Joan Pavelich CASDW Annual Award for the Best Dissertation in Writing and Discourse Studies

This year’s CASDW Award for Best Dissertation goes to Matthew Falconer of Carleton University. Matthew’s impressive and timely study, “Providing Science Advice: An Ethnography of the Council of Canadian Academies Boundary Work of Reconceptualizing Expert-Produced Scientific Knowledge for Canadian Government Policy-Makers,” examines how science discourse becomes recontextualized for policy analysts.

Matthew’s study offers a cogent analysis of the communicative dynamics, strategies, and tools deployed by the Council of Canadian Academies’ as they translate knowledge from scientific experts into science-based reports for policy-makers. His study followed this collaborative process focusing on how the Academies culture shaped participants’ boundary work as they developed a series of intermediary texts towards the final report. The study produced significant empirical data through a number of interviews with participants and substantive textual analyses.

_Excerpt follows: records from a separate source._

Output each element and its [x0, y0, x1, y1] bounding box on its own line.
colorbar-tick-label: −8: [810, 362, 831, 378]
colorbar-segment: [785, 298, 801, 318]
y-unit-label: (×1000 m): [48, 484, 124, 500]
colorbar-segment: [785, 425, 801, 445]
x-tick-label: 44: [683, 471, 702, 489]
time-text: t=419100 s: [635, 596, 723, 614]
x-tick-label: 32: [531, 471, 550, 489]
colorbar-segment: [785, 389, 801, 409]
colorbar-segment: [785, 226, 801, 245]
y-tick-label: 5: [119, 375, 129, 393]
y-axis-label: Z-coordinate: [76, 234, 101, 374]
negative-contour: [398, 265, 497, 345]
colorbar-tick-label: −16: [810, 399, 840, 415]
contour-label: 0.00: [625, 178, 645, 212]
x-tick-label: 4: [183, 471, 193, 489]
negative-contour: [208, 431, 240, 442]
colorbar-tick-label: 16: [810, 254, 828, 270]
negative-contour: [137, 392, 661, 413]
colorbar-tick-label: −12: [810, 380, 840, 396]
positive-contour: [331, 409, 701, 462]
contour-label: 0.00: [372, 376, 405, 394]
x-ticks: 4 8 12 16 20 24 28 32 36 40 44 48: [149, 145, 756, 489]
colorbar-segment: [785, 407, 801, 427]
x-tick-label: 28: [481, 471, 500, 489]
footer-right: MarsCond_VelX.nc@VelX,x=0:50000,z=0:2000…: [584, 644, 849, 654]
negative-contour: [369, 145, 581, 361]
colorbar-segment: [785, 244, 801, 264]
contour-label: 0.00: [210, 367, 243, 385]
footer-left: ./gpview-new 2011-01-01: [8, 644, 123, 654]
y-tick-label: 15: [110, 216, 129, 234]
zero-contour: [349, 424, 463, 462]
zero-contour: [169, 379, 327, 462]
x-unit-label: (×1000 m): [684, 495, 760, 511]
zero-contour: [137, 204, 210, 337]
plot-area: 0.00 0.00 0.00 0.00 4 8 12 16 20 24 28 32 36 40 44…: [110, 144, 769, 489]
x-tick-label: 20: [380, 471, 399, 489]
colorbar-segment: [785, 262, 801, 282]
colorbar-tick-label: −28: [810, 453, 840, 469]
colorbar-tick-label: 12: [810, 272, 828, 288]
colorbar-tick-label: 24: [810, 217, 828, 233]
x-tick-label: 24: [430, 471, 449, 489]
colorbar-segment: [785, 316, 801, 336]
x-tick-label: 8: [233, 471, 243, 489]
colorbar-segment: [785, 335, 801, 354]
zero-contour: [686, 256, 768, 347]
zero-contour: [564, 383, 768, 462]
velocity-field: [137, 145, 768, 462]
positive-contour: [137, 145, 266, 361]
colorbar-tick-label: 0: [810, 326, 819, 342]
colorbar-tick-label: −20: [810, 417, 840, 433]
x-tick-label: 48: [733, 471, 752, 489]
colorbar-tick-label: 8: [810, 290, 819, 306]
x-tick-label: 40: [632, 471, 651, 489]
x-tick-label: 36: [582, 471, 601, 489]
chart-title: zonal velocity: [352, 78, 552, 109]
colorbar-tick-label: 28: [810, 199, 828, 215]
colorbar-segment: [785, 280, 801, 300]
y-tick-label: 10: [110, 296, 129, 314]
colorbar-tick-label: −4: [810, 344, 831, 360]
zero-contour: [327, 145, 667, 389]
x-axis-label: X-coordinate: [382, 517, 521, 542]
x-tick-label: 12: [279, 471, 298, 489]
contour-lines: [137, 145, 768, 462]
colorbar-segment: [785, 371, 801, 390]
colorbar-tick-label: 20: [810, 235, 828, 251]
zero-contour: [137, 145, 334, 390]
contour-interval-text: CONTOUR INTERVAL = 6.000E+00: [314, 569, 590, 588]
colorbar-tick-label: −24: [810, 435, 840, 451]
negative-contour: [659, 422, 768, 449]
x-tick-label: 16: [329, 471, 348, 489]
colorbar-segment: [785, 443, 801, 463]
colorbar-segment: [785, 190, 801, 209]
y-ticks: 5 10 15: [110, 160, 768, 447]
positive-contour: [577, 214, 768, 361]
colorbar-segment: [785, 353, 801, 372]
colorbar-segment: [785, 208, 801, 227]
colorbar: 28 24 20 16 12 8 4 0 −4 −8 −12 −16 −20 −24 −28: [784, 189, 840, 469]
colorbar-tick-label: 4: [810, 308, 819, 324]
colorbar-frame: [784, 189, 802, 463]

Falconer’s study contributes to a growing, current body of work of interest to writing specialists for its implications for those working at the policy/science interface and for scholarship related to recontextualizations of science research for non-specialist audiences. It is an important contribution to how we theorize transactional discourse across genre boundaries and to rhetorical studies of collaborative communication in the broader context of discourse and society.

Honourable Mention 

Congratulations also go to Chloe Fogarty-Bourget for her dissertation project, “Facilitating Student Engagement in Undergraduate Mathematics’ Lectures,” Education, Carleton University. Fogarty-Bourget’s study offers a sound, complex theoretical framework for her analysis of chalk talk as a socially situated genre in the teaching of university mathematics. Using social interaction theory in conjunction with aspects of comprehension theory, pragmatics, and genre theory, she examines how classroom context influences student engagement and how instructors adopt multi-modal strategies to enhance student engagement. Her study especially contributes to student engagement studies in English for Specific Purposes pedagogy, and shows how institutional pressures can hinder student engagement. Her study has implications for ESP policy and ESP pedagogical change.